Vale a pena investir em IPO?

O IPO pode ser uma boa oportunidade para os investidores em caso de ações que são precificadas abaixo do valor justo. Por outro lado, também pode ser um risco, seja pela alta volatilidade de preços ou pela precificação excessiva das ações. Será que vale a pena investir em IPO neste ano?

Gallo avalia que entrar em um IPO não é uma decisão que deve ser tomada somente com uma visão de curto prazo, mas, sim, dentro de uma estratégia de investimentos para a carteira. “Quem decide investir em um IPO somente com visão imediatista não está investindo no sentido estrito do termo, mas, sim, ‘apostando’ ”, explicou.

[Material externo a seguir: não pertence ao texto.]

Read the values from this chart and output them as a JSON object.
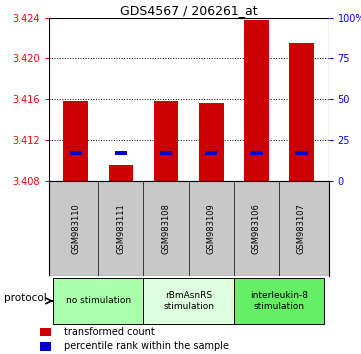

Segundo ele, investir em um IPO é buscar aplicar recursos aproveitando o momento de entrada dessa empresa no mercado e apropriar-se do ganho potencial do crescimento do valor de mercado.

Ele alerta, no entanto, que o risco de um IPO é como o de qualquer ação, no sentido de que investir em ações deve ser orientado por uma estratégia de investimento. “O desempenho pós IPO não tem um modelo e, historicamente, muitas empresas brasileiras não apresentam um bom desempenho nos dois anos seguintes”, apontou.

Já Luz orienta que o investidor deve se ater a alguns detalhes nas ofertas públicas, e se questionar sobre a finalidade do IPO, seja ele uma oferta primária, onde os recursos irão para o caixa da empresa, ou se será uma oferta secundária, quando os recursos irão para o bolso dos atuais acionistas.

Segundo ele, o último boom de IPOs em 2006/2007 deixou uma boa lição para empresas do setor de construção civil, pois poucas delas estão em patamares do seu IPO e muito investidor, que almejava se beneficiar da corrida de IPOs no longo prazo, teve uma decepção com algumas companhias. “A história tende a se repetir quando vemos empresas ainda no vermelho abrindo capital, embora suas perspectivas sejam favoráveis no longo prazo, porém, o risco a esse tipo de papel pode não compensar”, concluiu.